1 – “Na Igreja há espaço para todos. E, quando não houver, por favor, façamos com que haja, mesmo para quem erra, para quem cai, para quem sente dificuldade. Todos, todos, todos”. Estas palavras, proferidas pelo santo Padre, em Lisboa, na JMJ, têm tido amplo eco nos meios de comunicação social e nas redes sociais. Tal como Jesus, também o Papa visa cultivar a proximidade, a abertura dos cristãos e da Igreja, o acolhimento de todos, o reconhecimento da riqueza das diferenças. Como viria a responder aos jornalistas, a Igreja é para todos, o Evangelho destina-se a todos e todos são chamados e enviados.

Porém, o acolhimento pressupõe identidade, que não se dilui, há orientações, linhas, regras que nos identificam com Jesus, com a Palavra de Deus e fazem da Igreja o Corpo de Cristo, no tempo e na história. Não é uma anarquia! Todos têm lugar e todos são interpelados a viver ao jeito de Jesus, na hospitalidade, no serviço e no perdão, na prossecução da justiça e da paz. Como qualquer sociedade, constituída por pessoas, exige e pressupõe um conjunto de normas que facilitam uma sadia convivência e operacionalizam a evangelização. A identidade, o rosto, não é light, uma espécie de água de rosas. Escutemos novamente o Papa Francisco: “Peçamos ao Senhor a graça de não cair neste espírito de ‘cristãos pela metade’ ou, como dizem as velhinhas, ‘cristãos de água de rosas’, assim, sem substância. Cristãos bons, mas que trabalham tanto – semearam muito, mas colheram pouco. Vidas que prometiam muito e, no final, não fizeram nada”.
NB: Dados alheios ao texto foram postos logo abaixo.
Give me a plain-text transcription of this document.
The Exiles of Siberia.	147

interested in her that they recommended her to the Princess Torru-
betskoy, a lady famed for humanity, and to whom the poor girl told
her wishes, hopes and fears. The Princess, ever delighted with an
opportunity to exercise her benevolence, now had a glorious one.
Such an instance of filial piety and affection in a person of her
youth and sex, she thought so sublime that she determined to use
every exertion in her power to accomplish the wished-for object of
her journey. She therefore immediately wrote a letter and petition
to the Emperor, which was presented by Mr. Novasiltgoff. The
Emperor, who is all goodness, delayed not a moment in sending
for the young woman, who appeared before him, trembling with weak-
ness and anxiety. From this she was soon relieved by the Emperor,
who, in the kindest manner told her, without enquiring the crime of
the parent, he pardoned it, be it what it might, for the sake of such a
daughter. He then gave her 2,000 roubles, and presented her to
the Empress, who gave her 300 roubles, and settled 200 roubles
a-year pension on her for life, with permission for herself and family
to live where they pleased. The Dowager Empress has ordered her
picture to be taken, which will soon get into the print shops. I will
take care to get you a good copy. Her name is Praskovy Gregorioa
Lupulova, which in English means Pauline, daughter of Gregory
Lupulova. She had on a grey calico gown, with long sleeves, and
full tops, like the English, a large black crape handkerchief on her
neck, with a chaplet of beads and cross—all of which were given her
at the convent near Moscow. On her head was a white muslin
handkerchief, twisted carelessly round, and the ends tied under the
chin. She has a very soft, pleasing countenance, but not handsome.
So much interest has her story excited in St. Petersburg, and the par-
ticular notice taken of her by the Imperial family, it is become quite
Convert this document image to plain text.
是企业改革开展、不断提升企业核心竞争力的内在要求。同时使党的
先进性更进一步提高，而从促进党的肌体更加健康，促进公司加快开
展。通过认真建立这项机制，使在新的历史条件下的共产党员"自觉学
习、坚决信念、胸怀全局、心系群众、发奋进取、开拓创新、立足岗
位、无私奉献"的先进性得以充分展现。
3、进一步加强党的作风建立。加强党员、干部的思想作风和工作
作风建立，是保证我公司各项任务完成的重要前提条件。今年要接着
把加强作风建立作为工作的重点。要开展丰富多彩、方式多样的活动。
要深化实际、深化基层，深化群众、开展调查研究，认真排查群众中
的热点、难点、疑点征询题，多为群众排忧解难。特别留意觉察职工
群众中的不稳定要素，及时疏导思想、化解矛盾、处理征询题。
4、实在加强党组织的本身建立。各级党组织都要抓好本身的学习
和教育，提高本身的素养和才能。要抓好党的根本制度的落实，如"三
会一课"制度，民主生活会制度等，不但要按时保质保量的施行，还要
A referência é sempre Jesus, que vem em busca dos pecadores, dos doentes, dos excluídos, não para os deixar na mesma situação, mas para os libertar, para os curar, para os incluir no reino de Deus. Como dirá à mulher apanhada em flagrante adultério: vai… e não voltes a pecar. A Igreja é para todos, porque é casa de Deus, porque é Corpo de Cristo, está de portas abertas, não para se identificar com qualquer comportamento ou postura, mas para ser rosto e presença do Senhor e para que nela se encontre a paz e o amor, a fraternidade, para ser caminho para Jesus, sem condições prévias, mas para gerar conversão. Sublinhe-se que a identidade não pode servir de desculpa para integrar e acolher, pelo contrário, a consciência da pertença a Cristo leva-nos à evangelização, à propagação do Evangelho, a testemunhar e contagiar todos os que encontrarmos na nossa vida, mas, concomitantemente, não deixamos de ser o que somos só para evitar incómodos ou conflitos!

2 – O episódio que nos é apresentado no Evangelho expõe o elitismo dos discípulos, o conforto no grupo, e a pedagogia de Jesus que desafia à abertura, concluindo que a fé é a única condição, à partida, para aceder à graça de Deus, porque, por ser graça, é proposta, é gratuita. Tudo se paga, dizia o santo Padre em Lisboa, tudo se paga, menos o amor de Jesus.

Uma mulher cananeia interpela Jesus: «Senhor, Filho de David, tem compaixão de mim. Minha filha está cruelmente atormentada por um demónio». É estranha a atitude de Jesus! Não responde, aparentando indiferença, o que leva os apóstolos a interceder: «Atende-a, porque ela vem a gritar atrás de nós». Já é alguma coisa, mas o interesse dos apóstolos não se fixa tanto nas necessidades da mulher, mas, antes, no facto de estarem a ser incomodados pela sua gritaria. Como mãe, esta mulher expõe-se, sujeita-se a passar vergonha, a ser considerada louca, mas o amor que a une à filha é maior que qualquer sacrifício.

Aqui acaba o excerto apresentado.